Veneza is beautiful. But be warned it can be expensive and there is a limited amount of things to do. I wouldn't recommend staying more than 2 days. The St. Mark's area is super touristy and so the crowds are large, and prices high. Go there and then move on to other parts of the city (I personally enjoyed the area around the train station). Grocery stores, and cheap Pizzarias/bakeries/sandwhich shops are easy to find so buy your breakfast and lunch there to save on food costs.
Don't bother buying a travel card, Veneza is so small you can walk around easily and it's a nice way to see the city.
Veneza is absolutely amazing. Yes, it's expensive; yes, it's touristy; but it's also got amazing art, culture, history, and food (if you know to avoid the touristy places).
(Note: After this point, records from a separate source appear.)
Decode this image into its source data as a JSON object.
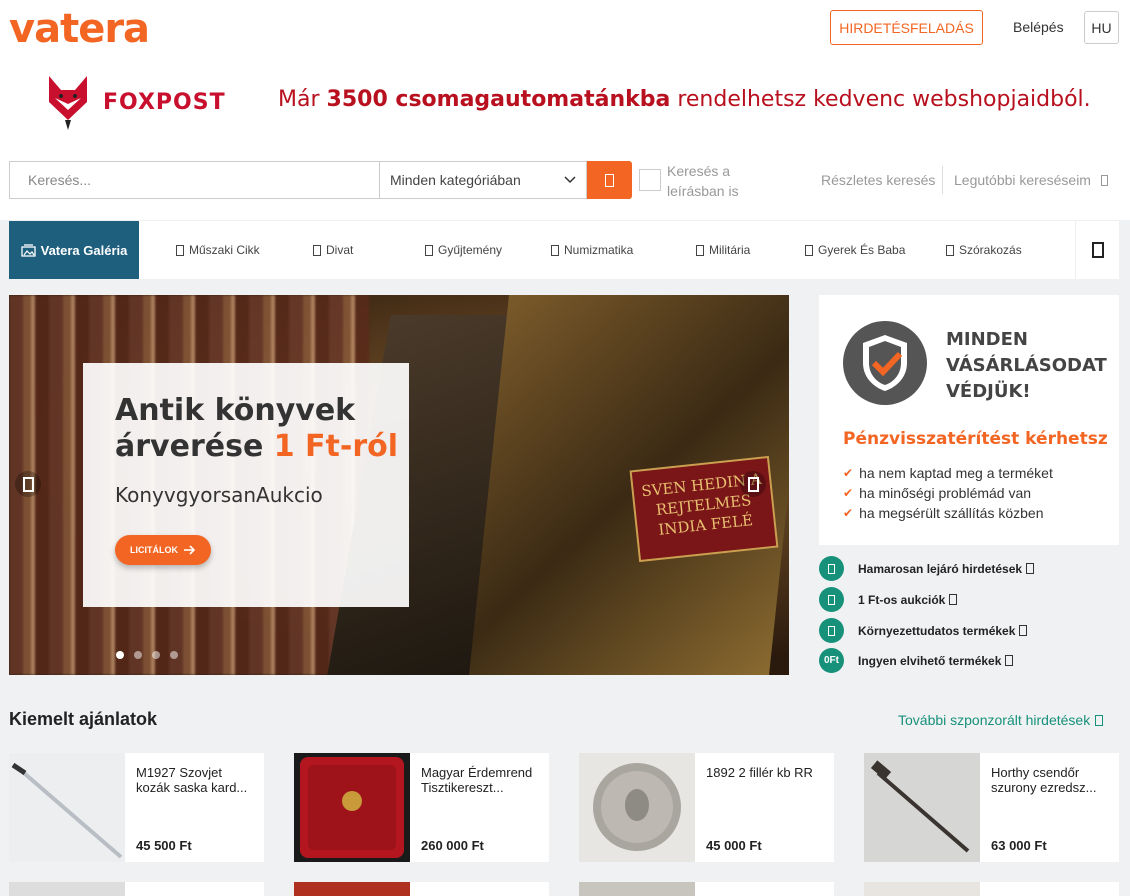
{
  "header": {
    "logo": "vatera",
    "post_ad": "HIRDETÉSFELADÁS",
    "login": "Belépés",
    "lang": "HU"
  },
  "banner": {
    "brand": "FOXPOST",
    "msg_pre": "Már ",
    "msg_bold": "3500 csomagautomatánkba",
    "msg_post": " rendelhetsz kedvenc webshopjaidból."
  },
  "search": {
    "placeholder": "Keresés...",
    "category": "Minden kategóriában",
    "desc_label": "Keresés a leírásban is",
    "advanced": "Részletes keresés",
    "recent": "Legutóbbi kereséseim"
  },
  "nav": {
    "gallery": "Vatera Galéria",
    "items": [
      "Műszaki Cikk",
      "Divat",
      "Gyűjtemény",
      "Numizmatika",
      "Militária",
      "Gyerek És Baba",
      "Szórakozás"
    ]
  },
  "hero": {
    "title1": "Antik könyvek",
    "title2_pre": "árverése ",
    "title2_hl": "1 Ft-ról",
    "subtitle": "KonyvgyorsanAukcio",
    "button": "LICITÁLOK",
    "book_label": "SVEN HEDIN A REJTELMES INDIA FELÉ"
  },
  "protection": {
    "title": "MINDEN VÁSÁRLÁSODAT VÉDJÜK!",
    "subtitle": "Pénzvisszatérítést kérhetsz",
    "items": [
      "ha nem kaptad meg a terméket",
      "ha minőségi problémád van",
      "ha megsérült szállítás közben"
    ]
  },
  "quick_links": [
    {
      "label": "Hamarosan lejáró hirdetések",
      "badge": ""
    },
    {
      "label": "1 Ft-os aukciók",
      "badge": ""
    },
    {
      "label": "Környezettudatos termékek",
      "badge": ""
    },
    {
      "label": "Ingyen elvihető termékek",
      "badge": "0Ft"
    }
  ],
  "featured": {
    "title": "Kiemelt ajánlatok",
    "more": "További szponzorált hirdetések",
    "items": [
      {
        "name": "M1927 Szovjet kozák saska kard...",
        "price": "45 500 Ft"
      },
      {
        "name": "Magyar Érdemrend Tisztikereszt...",
        "price": "260 000 Ft"
      },
      {
        "name": "1892 2 fillér kb RR",
        "price": "45 000 Ft"
      },
      {
        "name": "Horthy csendőr szurony ezredsz...",
        "price": "63 000 Ft"
      }
    ]
  },
  "colors": {
    "brand": "#f26522",
    "nav_active": "#1e5f7e",
    "accent_green": "#17917a",
    "foxpost_red": "#c8102e"
  }
}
I suggest you get a Rolling Venice card -- it'll get you into all the tiny churches that you would otherwise avoid due to multiplying costs, for instance. My other suggestion is to put away your map and wander. Get lost. It's not scary or dangerous (as a young, single female traveler I should know). What's the worst that can happen? You'll wander into the sea? I got lost and found the most amazing series of churches, shops, and bars. The only problem was that I've never been able to find them again since. My last hint is to say "Buon giorno" to the locals. Be nice and you'll find that Italians are (on the whole) the most awesome, generous, and friendly people.
We did not like Veneza. Very very pretty, but nothing to do and millions of pigeons (I got pooed on). If you must go, stay for a day or two -- that's all you'll need. Very very expensive.